PANAMA’S  ECONOMY  is forecast to grow 5.8% in 2017, the envy of much of the world says  the Ministry of Economy and Finance (MEF).

The Ministry  reported that the country’s economic growth (GDP) estimate is  driven by dynamism  in construction, mining and quarrying,  financial services   and electricity, gas and water supply.

Raul Moreira, director of Economic and Social Analysis of the MEF, said  at a Monday  Feb 20 press conference that MEF’s estimate  matches  the forecast of the IMF  that puts it at 5.8%. The Economic Commission for Latin America and the Caribbean (ECLAC) projected growth of y 5.9% and the World Bank  5.4%.

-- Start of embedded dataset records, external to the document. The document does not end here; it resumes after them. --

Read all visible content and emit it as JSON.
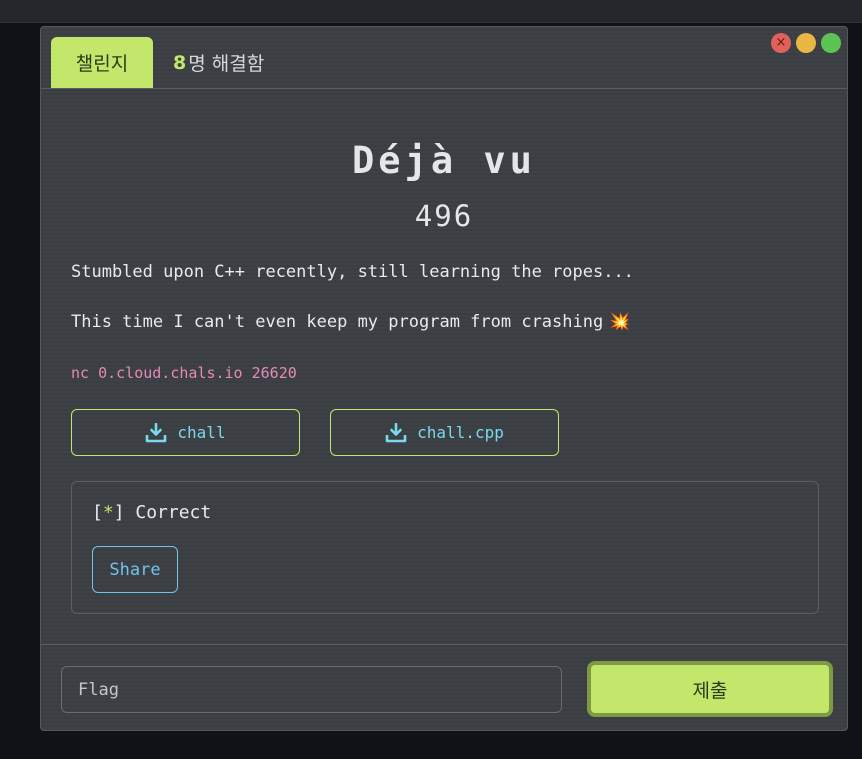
{
  "tabs": {
    "challenge_label": "챌린지",
    "solves_count": "8",
    "solves_suffix": "명 해결함"
  },
  "window_controls": {
    "close_glyph": "×"
  },
  "challenge": {
    "name": "Déjà vu",
    "value": "496",
    "description_line1": "Stumbled upon C++ recently, still learning the ropes...",
    "description_line2": "This time I can't even keep my program from crashing",
    "description_emoji": "💥",
    "connection": "nc 0.cloud.chals.io 26620",
    "files": [
      {
        "label": "chall",
        "icon": "download-icon"
      },
      {
        "label": "chall.cpp",
        "icon": "download-icon"
      }
    ]
  },
  "result": {
    "prefix_open": "[",
    "star": "*",
    "prefix_close": "]",
    "message": " Correct",
    "share_label": "Share"
  },
  "footer": {
    "flag_placeholder": "Flag",
    "submit_label": "제출"
  },
  "colors": {
    "accent": "#c2e76b",
    "link": "#79d9ee",
    "connection": "#e58bb7",
    "share": "#6ec4ec"
  }
}
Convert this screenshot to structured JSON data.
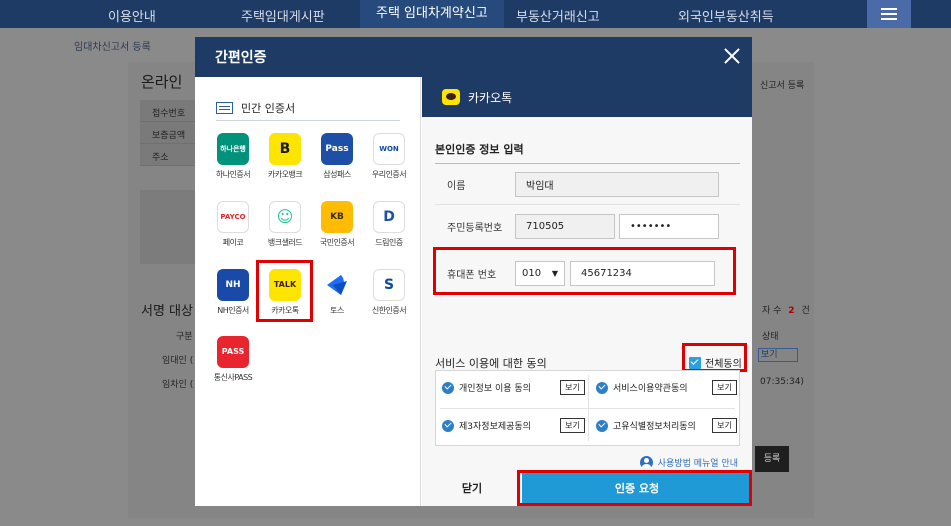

The MEF’s estimate of economic growth in the country is also based on the recovery of the Panama Canal activity and an aggressive public and private investment program.

The Ministry included as a basis for its forecast a recovery of the economies of Latin America. In this scenario, the Panamanian economy will continue to exceed the growth rate of the Latin American average, estimated by ECLAC at 1.3%.

 

The continuation of public investment projects such as the Fourth  Bridge over the Canal ($570 million) and the construction of the Metro Line 2 of the capital will help the dynamism of the economy.

In the private sector, projects such as the First Generation Power Plant based on natural gas (Colón), with an investment of $1.15 billion and the $5,95 billion. By Minera Panamá, in the Cobre Panamá  project (Colón) In addition.

Moreira, said that in the coming months Panama will continue to increase energy generation with renewable sources (wind and solar) lowering costs in the use of fossil fuels, which will contribute added  value, to the national electricity system.

Moreira sais that it is important that the Panamanian economy maintains its sustained growth and with low levels of inflation for the benefit of the lower income sectors.